改訂新版 世界大百科事典 「ポズナン暴動」の意味・わかりやすい解説
ポズナン暴動 (ポズナンぼうどう)
Wypadek Poznański
1956年,共産党(統一労働者党)支配下のポーランドに起きた最初の民衆暴動で,〈十月の春〉と呼ばれた大幅な政治体制の自由化をもたらした。56年6月ポズナン市の自動車エンジン工場〈ツェギエルスキ〉の労働者が待遇改善を求めてストライキに入り,街頭デモを行ったのが発端となった。治安部隊の発砲によってデモは暴動となって,監獄,警察,党支部,外国放送妨害電波発信所などが襲われた。公式発表によれば死者53名,負傷者約300名。

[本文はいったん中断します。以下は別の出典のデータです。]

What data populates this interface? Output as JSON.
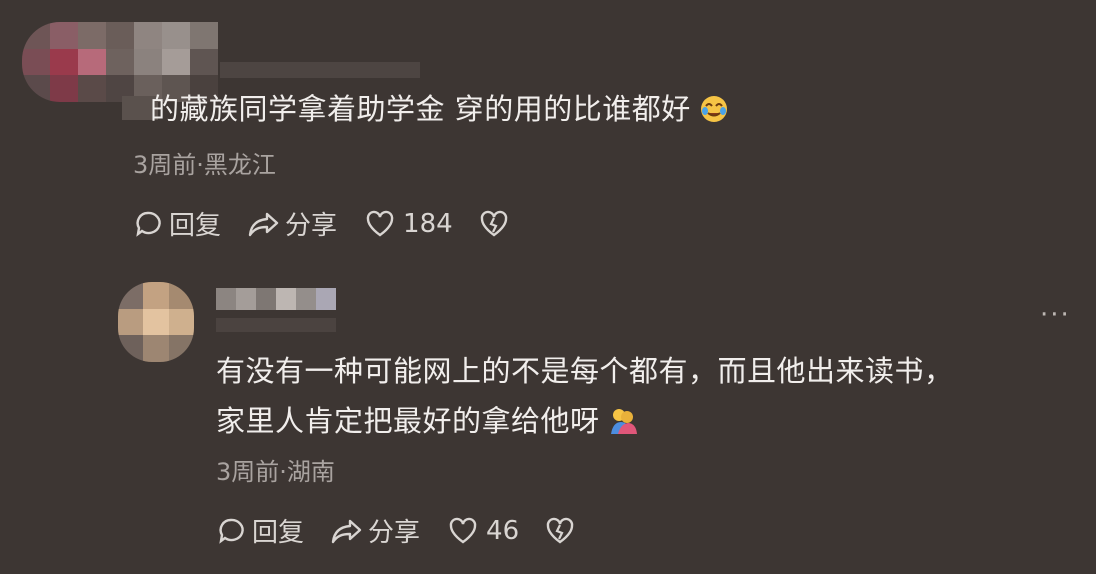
{
  "comments": [
    {
      "text": "的藏族同学拿着助学金 穿的用的比谁都好",
      "emoji": "smiling-face-with-tear",
      "meta": "3周前·黑龙江",
      "reply_label": "回复",
      "share_label": "分享",
      "like_count": "184"
    },
    {
      "text_line1": "有没有一种可能网上的不是每个都有，而且他出来读书，",
      "text_line2": "家里人肯定把最好的拿给他呀",
      "emoji": "hugging-people",
      "meta": "3周前·湖南",
      "reply_label": "回复",
      "share_label": "分享",
      "like_count": "46",
      "more_label": "···"
    }
  ],
  "colors": {
    "background": "#3d3633",
    "text": "#f1eeec",
    "meta": "#a9a3a0"
  }
}
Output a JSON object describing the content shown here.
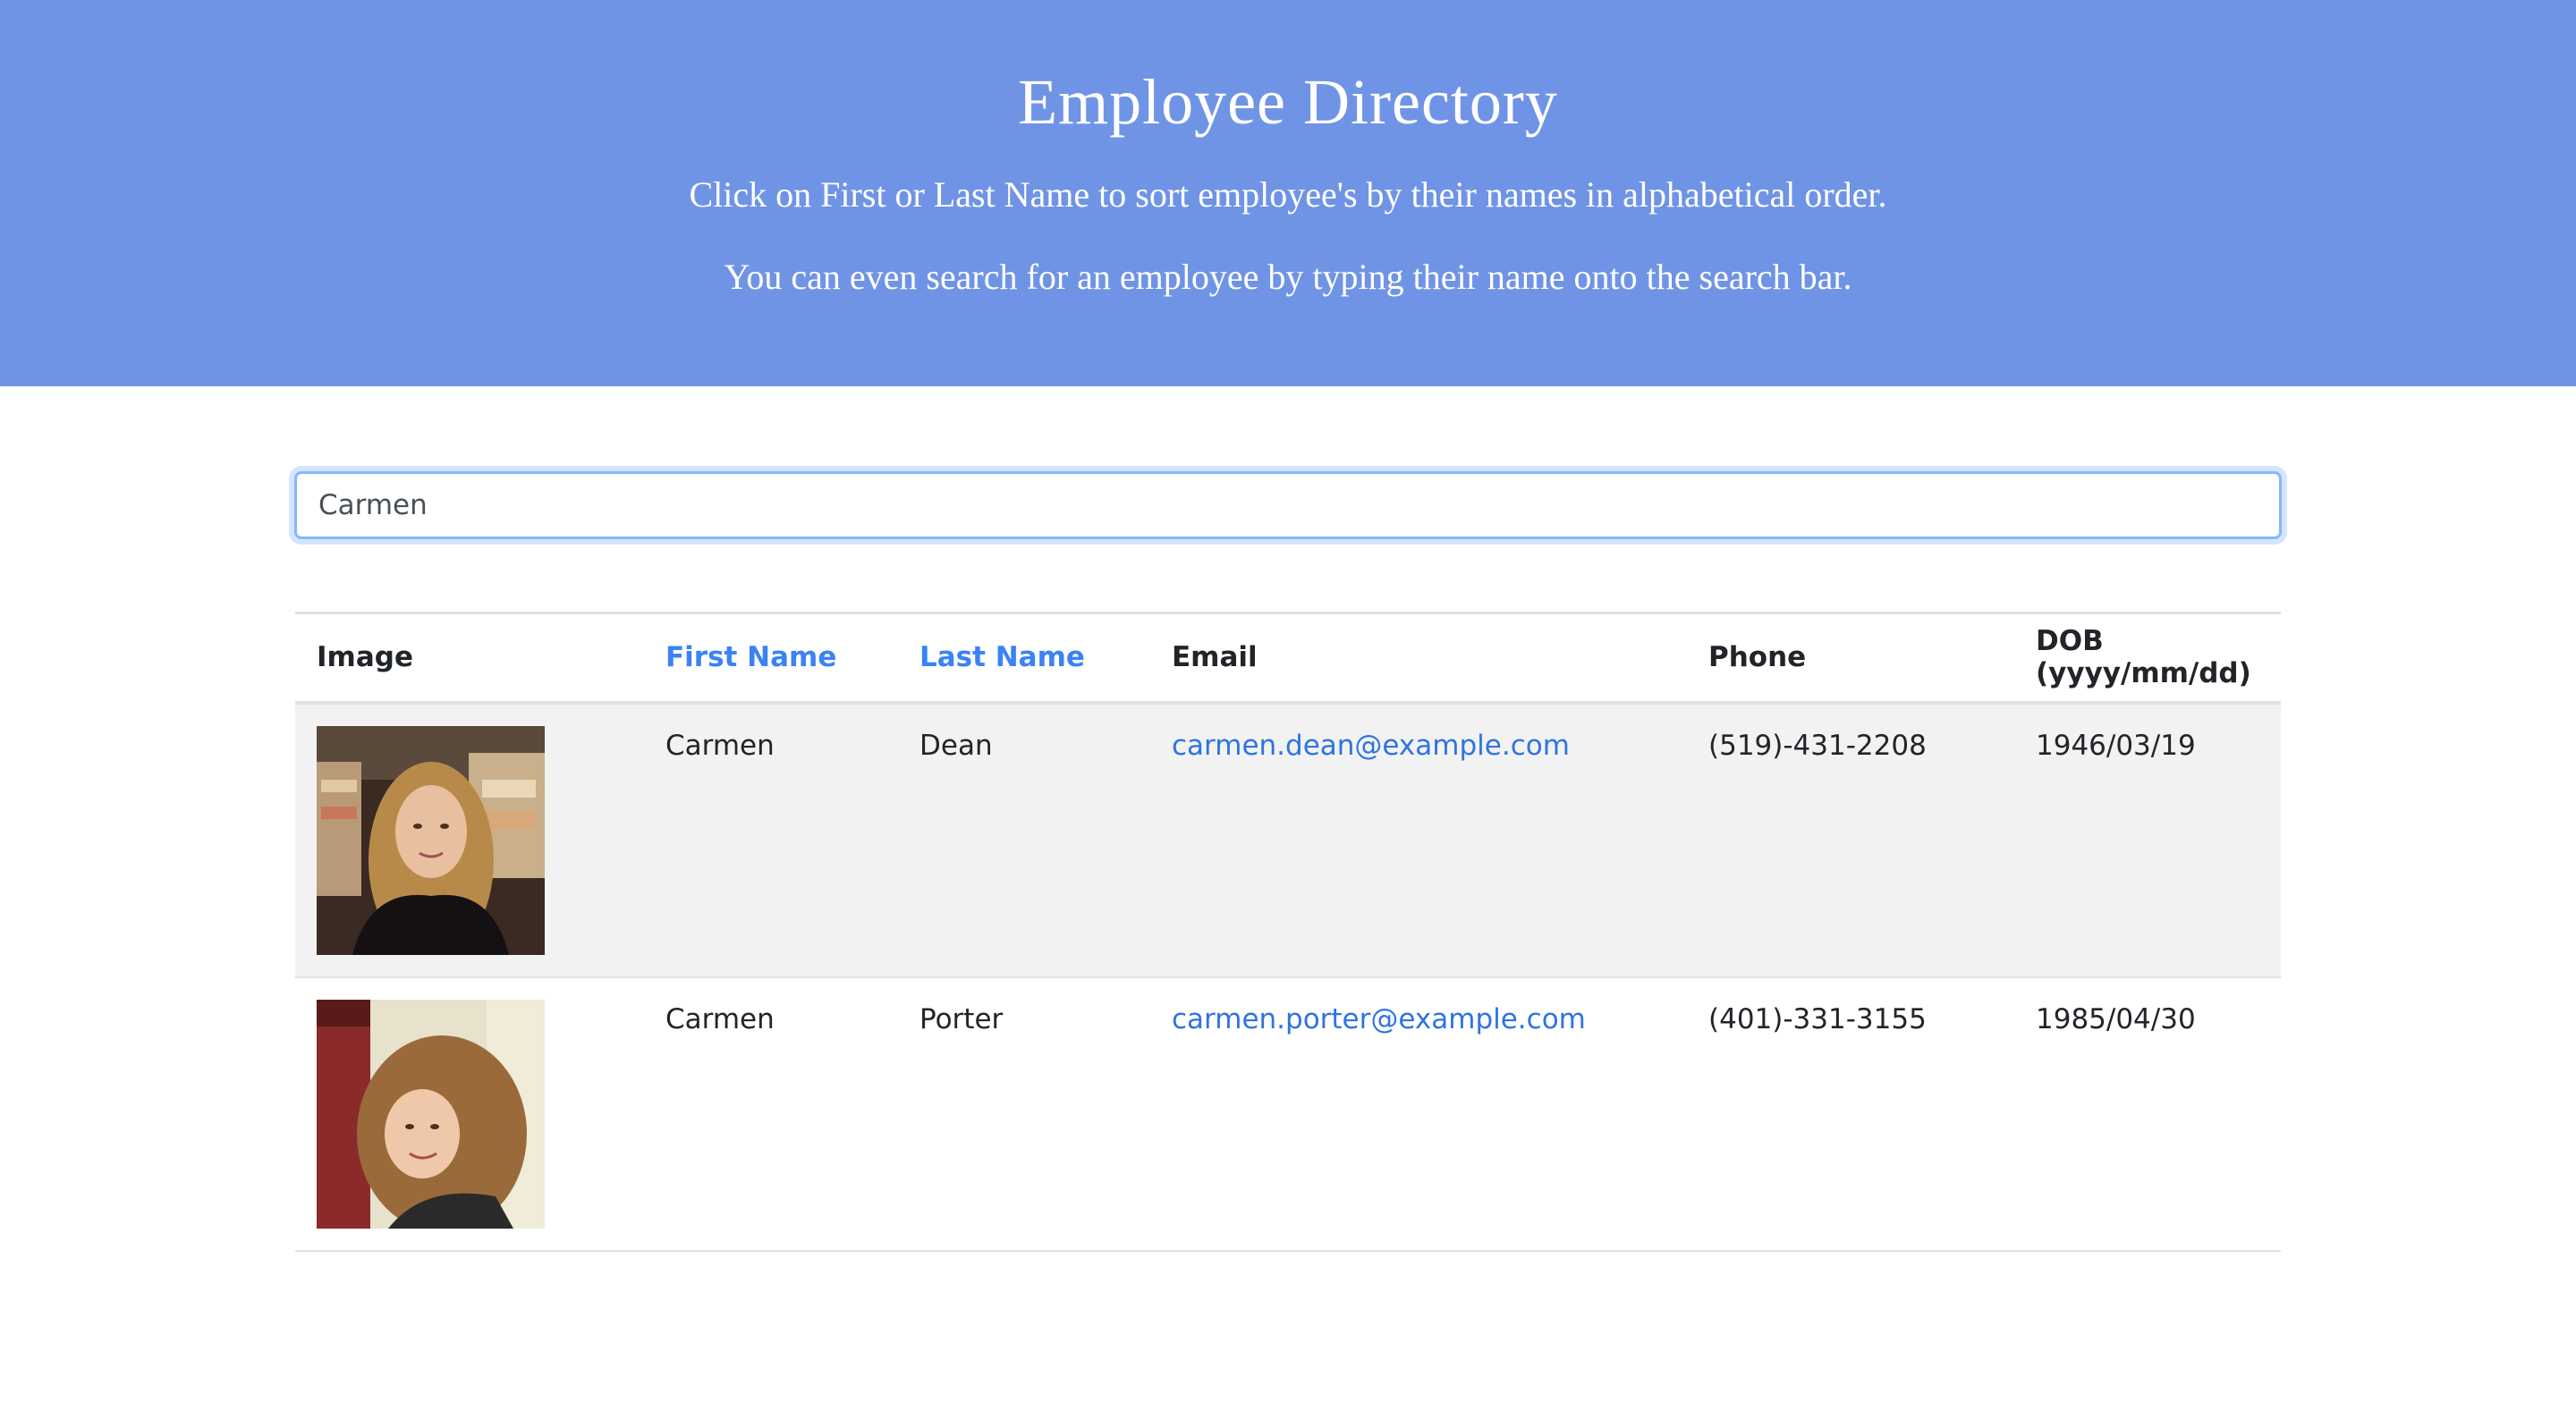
{
  "header": {
    "title": "Employee Directory",
    "instruction_sort": "Click on First or Last Name to sort employee's by their names in alphabetical order.",
    "instruction_search": "You can even search for an employee by typing their name onto the search bar."
  },
  "search": {
    "value": "Carmen"
  },
  "table": {
    "headers": {
      "image": "Image",
      "first_name": "First Name",
      "last_name": "Last Name",
      "email": "Email",
      "phone": "Phone",
      "dob": "DOB (yyyy/mm/dd)"
    },
    "rows": [
      {
        "first_name": "Carmen",
        "last_name": "Dean",
        "email": "carmen.dean@example.com",
        "phone": "(519)-431-2208",
        "dob": "1946/03/19"
      },
      {
        "first_name": "Carmen",
        "last_name": "Porter",
        "email": "carmen.porter@example.com",
        "phone": "(401)-331-3155",
        "dob": "1985/04/30"
      }
    ]
  },
  "colors": {
    "header_bg": "#7094e5",
    "sortable_header": "#3b82f6",
    "link": "#2f74e0",
    "stripe": "#f2f2f2"
  }
}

事件の全容は,おりから同市で開かれていた国際見本市のため外国紙に詳しく報道された。国内でも第20回ソ連共産党大会以来高まっていた批判的空気が一挙に先鋭化し,抗議デモが全国に波及した。10月共産党指導部が更迭され,ゴムルカが政権に復帰した。事態はソ連の軍事介入を招く恐れがあったが,新政権は国民に一定の範囲での言論の自由化,消費物資の供給改善,外国旅行の自由化等を約束し,他方で共産党の単独支配,ワルシャワ条約機構体制という大枠を堅持して危機を切り抜けた。